Исключительное право художника на выражение сущности человеческого бытия в его перспективной и ретроспективной проекции на священную историю, получившее в литературе рубежа ХIХ–ХХ веков глубокое философско-аксиологическое осмысление, требовало преодоления «ограничительных» канонов и расширения духовно-культурного горизонта современного человечества – вплоть до «распространения» самого текста Евангелий внеевангельскими сюжетами и образами.

1. Что такое апокрифы? Как они соотносятся с каноном Священного Писания? Какие сюжеты и образы переосмысливались в апокрифах? Почему?

2. Как вы думаете, почему русские писатели рубежа ХIХ–ХХ веков попытались выйти за пределы канонического пространства Священного Писания и разомкнуть догматический горизонт библейского текста, представив в своих произведениях альтернативные версии сакральных образов и сюжетов?

3. Какое место занимала тема библейской истории в богоискательских, богостроительских и богоборческих произведениях русской литературы рубежа ХIХ–ХХ веков?
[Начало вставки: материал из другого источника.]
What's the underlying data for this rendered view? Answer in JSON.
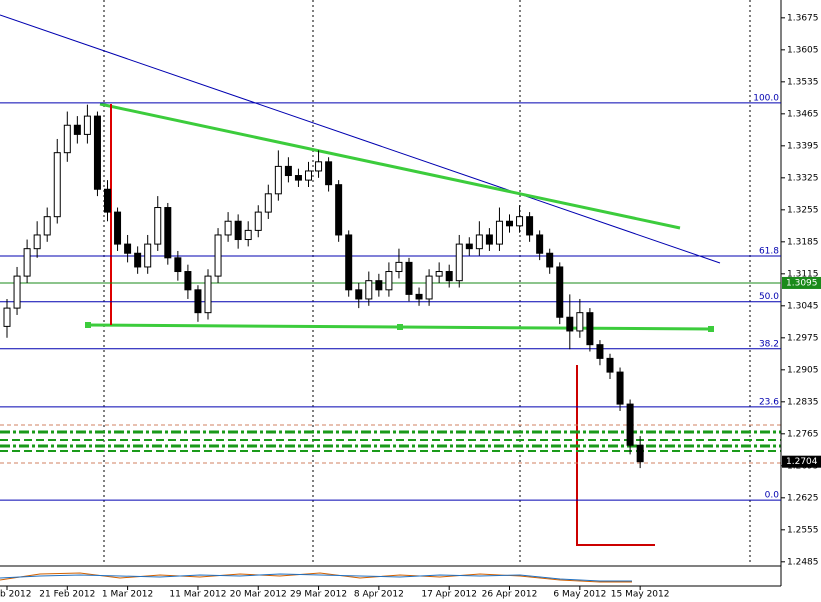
{
  "chart_data": {
    "type": "candlestick",
    "categories": [
      "b 2012",
      null,
      null,
      null,
      null,
      null,
      "21 Feb 2012",
      null,
      null,
      null,
      null,
      null,
      "1 Mar 2012",
      null,
      null,
      null,
      null,
      null,
      null,
      "11 Mar 2012",
      null,
      null,
      null,
      null,
      null,
      "20 Mar 2012",
      null,
      null,
      null,
      null,
      null,
      "29 Mar 2012",
      null,
      null,
      null,
      null,
      null,
      "8 Apr 2012",
      null,
      null,
      null,
      null,
      null,
      null,
      "17 Apr 2012",
      null,
      null,
      null,
      null,
      null,
      "26 Apr 2012",
      null,
      null,
      null,
      null,
      null,
      null,
      "6 May 2012",
      null,
      null,
      null,
      null,
      null,
      "15 May 2012"
    ],
    "open": [
      1.3,
      1.304,
      1.311,
      1.317,
      1.32,
      1.324,
      1.338,
      1.344,
      1.342,
      1.346,
      1.33,
      1.325,
      1.318,
      1.316,
      1.313,
      1.318,
      1.326,
      1.315,
      1.312,
      1.308,
      1.303,
      1.311,
      1.32,
      1.323,
      1.319,
      1.321,
      1.325,
      1.329,
      1.335,
      1.333,
      1.332,
      1.334,
      1.336,
      1.331,
      1.32,
      1.308,
      1.306,
      1.31,
      1.308,
      1.312,
      1.314,
      1.307,
      1.306,
      1.311,
      1.312,
      1.31,
      1.318,
      1.317,
      1.32,
      1.318,
      1.323,
      1.322,
      1.324,
      1.32,
      1.316,
      1.313,
      1.302,
      1.299,
      1.303,
      1.296,
      1.293,
      1.29,
      1.283,
      1.274
    ],
    "high": [
      1.306,
      1.313,
      1.319,
      1.323,
      1.326,
      1.341,
      1.347,
      1.346,
      1.3485,
      1.347,
      1.332,
      1.326,
      1.32,
      1.3175,
      1.32,
      1.3285,
      1.327,
      1.3165,
      1.3135,
      1.309,
      1.3125,
      1.3215,
      1.325,
      1.3245,
      1.323,
      1.3265,
      1.331,
      1.3385,
      1.337,
      1.3345,
      1.336,
      1.3385,
      1.337,
      1.332,
      1.321,
      1.3095,
      1.312,
      1.3115,
      1.314,
      1.317,
      1.315,
      1.3085,
      1.3125,
      1.314,
      1.3135,
      1.32,
      1.3195,
      1.323,
      1.3215,
      1.326,
      1.3245,
      1.3265,
      1.325,
      1.321,
      1.317,
      1.314,
      1.307,
      1.306,
      1.304,
      1.297,
      1.294,
      1.291,
      1.284,
      1.276
    ],
    "low": [
      1.2975,
      1.3025,
      1.3095,
      1.315,
      1.3185,
      1.3225,
      1.336,
      1.34,
      1.34,
      1.3285,
      1.323,
      1.3165,
      1.314,
      1.3115,
      1.3115,
      1.3165,
      1.3135,
      1.31,
      1.306,
      1.301,
      1.3015,
      1.3095,
      1.3185,
      1.317,
      1.3175,
      1.3195,
      1.3235,
      1.3275,
      1.3315,
      1.3305,
      1.3305,
      1.3325,
      1.3295,
      1.3185,
      1.3065,
      1.304,
      1.3045,
      1.3065,
      1.3065,
      1.3105,
      1.3055,
      1.3045,
      1.3045,
      1.3095,
      1.3085,
      1.3085,
      1.3155,
      1.3155,
      1.3165,
      1.3165,
      1.3205,
      1.3205,
      1.3185,
      1.3145,
      1.3115,
      1.3005,
      1.295,
      1.2975,
      1.2945,
      1.2915,
      1.2885,
      1.2815,
      1.272,
      1.269
    ],
    "close": [
      1.304,
      1.311,
      1.317,
      1.32,
      1.324,
      1.338,
      1.344,
      1.342,
      1.346,
      1.33,
      1.325,
      1.318,
      1.316,
      1.313,
      1.318,
      1.326,
      1.315,
      1.312,
      1.308,
      1.303,
      1.311,
      1.32,
      1.323,
      1.319,
      1.321,
      1.325,
      1.329,
      1.335,
      1.333,
      1.332,
      1.334,
      1.336,
      1.331,
      1.32,
      1.308,
      1.306,
      1.31,
      1.308,
      1.312,
      1.314,
      1.307,
      1.306,
      1.311,
      1.312,
      1.31,
      1.318,
      1.317,
      1.32,
      1.318,
      1.323,
      1.322,
      1.324,
      1.32,
      1.316,
      1.313,
      1.302,
      1.299,
      1.303,
      1.296,
      1.293,
      1.29,
      1.283,
      1.274,
      1.2704
    ],
    "ylim": [
      1.2478,
      1.3714
    ],
    "yticks": [
      1.3675,
      1.3605,
      1.3535,
      1.3465,
      1.3395,
      1.3325,
      1.3255,
      1.3185,
      1.3115,
      1.3045,
      1.2975,
      1.2905,
      1.2835,
      1.2765,
      1.2695,
      1.2625,
      1.2555,
      1.2485
    ],
    "fib_levels": [
      {
        "value": 1.3489,
        "label": "100.0"
      },
      {
        "value": 1.3154,
        "label": "61.8"
      },
      {
        "value": 1.3054,
        "label": "50.0"
      },
      {
        "value": 1.2951,
        "label": "38.2"
      },
      {
        "value": 1.2824,
        "label": "23.6"
      },
      {
        "value": 1.262,
        "label": "0.0"
      }
    ],
    "level_line": 1.3095,
    "current_price": 1.2704,
    "up_color": "#ffffff",
    "down_color": "#000000"
  }
}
Чем, на ваш взгляд, был обусловлен интерес русских писателей начала ХХ века к священной истории? Какие параллели между современностью и библейской древностью проводили писатели?

4. Почему в рассказе Л. Н. Андреева «Бен-Товит» Христос буквального и метафорически прошел мимо главного героя?
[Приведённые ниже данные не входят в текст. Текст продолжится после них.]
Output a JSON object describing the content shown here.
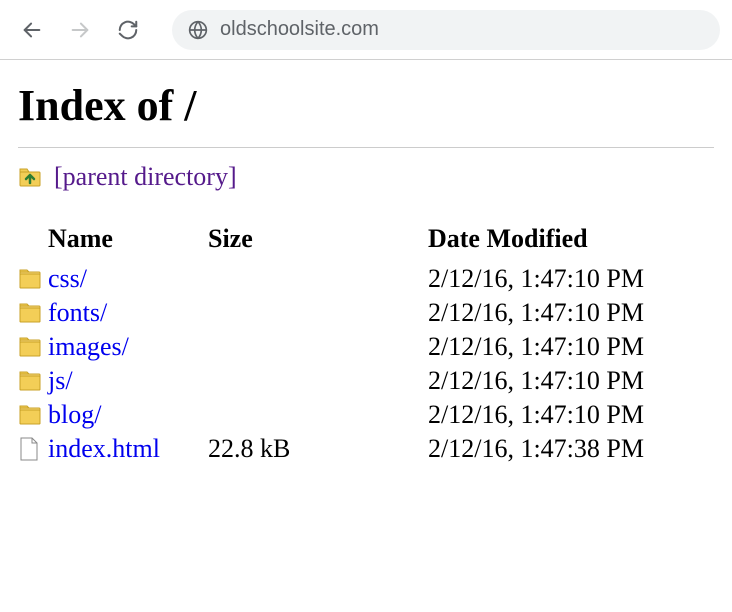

5. Какова функция евангельского пейзажа в произведениях Л. Н. Андреева и И. А. Бунина?

6. Чем, на ваш взгляд, обусловлен интерес русских писателей-неореалистов к экстрабиблейским подробностям Священной истории?





7. Почему Ю. Л. Слёзкин называет свой рассказ «Пасхальная ночь при Нероне» «римской легендой»?

1. Библия как «книга былей» (В. В. Розанов).

2. Евангельские и внеевангельские сюжеты Священной истории в творчестве Л. Н. Андреева.

3. Нравственно-философская проблематика рассказа Л. Н. Андреева «Бен-Товит».

4. Библейский хронотоп в русской литературе начала ХХ века: поэтика воплощения.

5. Нравственные терзания Понтия Пилата в рассказе Ю. Л. Слёзкина «Пасхальная ночь при Нероне».

6. Образ рефлексирующего Пилата в творчестве Ю. Л. Слёзкина и М. А. Булгакова.

7. Апостол Петр в рассказе Ю. Л. Слёзкина «Пасхальная ночь при Нероне»: нравственно-философский и богословский смыл образа.

«Евангельский текст» в поэзии С. С. Бехтеева: образ «Царского креста»

В знаменитом стихотворении «Молитва», написанном С. С. Бехтеевым в Ельце в октябре 1917 года и посланном через графиню А. В. Гендрикову великим княжнам Ольге и Татьяне в Тобольск, впервые возникает образ «тяжелого и кровавого» [30, 61] креста, который нес на Голгофу Христос и который было суждено в ХХ веке пронести российскому императору вместе со всей своей августейшей семьей, названной впоследствии поэтом «Святой Семьей» [30, 63]. Мотив крестного испытания, ниспосланного Богом России, в поэзии С. С. Бехтеева революционной эпохи становится не просто доминирующим, но – в силу своей чрезвычайной важности – даже единственным. Все мысли и устремления поэта оказались направлены на постижение сущности тех апокалиптических событий, что в одночасье разрушили Россию и под ее обломками погребли тысячелетнюю духовную культуру, сформировавшуюся Православием, на которое и был направлен, по замечанию Н. А. Бердяева, главный удар «революции с ее беснованием» [24, 55]. «Духи революции», беснующиеся и бесчинствующие на Русской земле, воплощены в стихах С. С. Бехтеева, они торжествуют «праздник крови и огня», поднимают из адской бездны «волны красные», «клубясь и извиваясь, пляшут пляску» смерти [30, 21].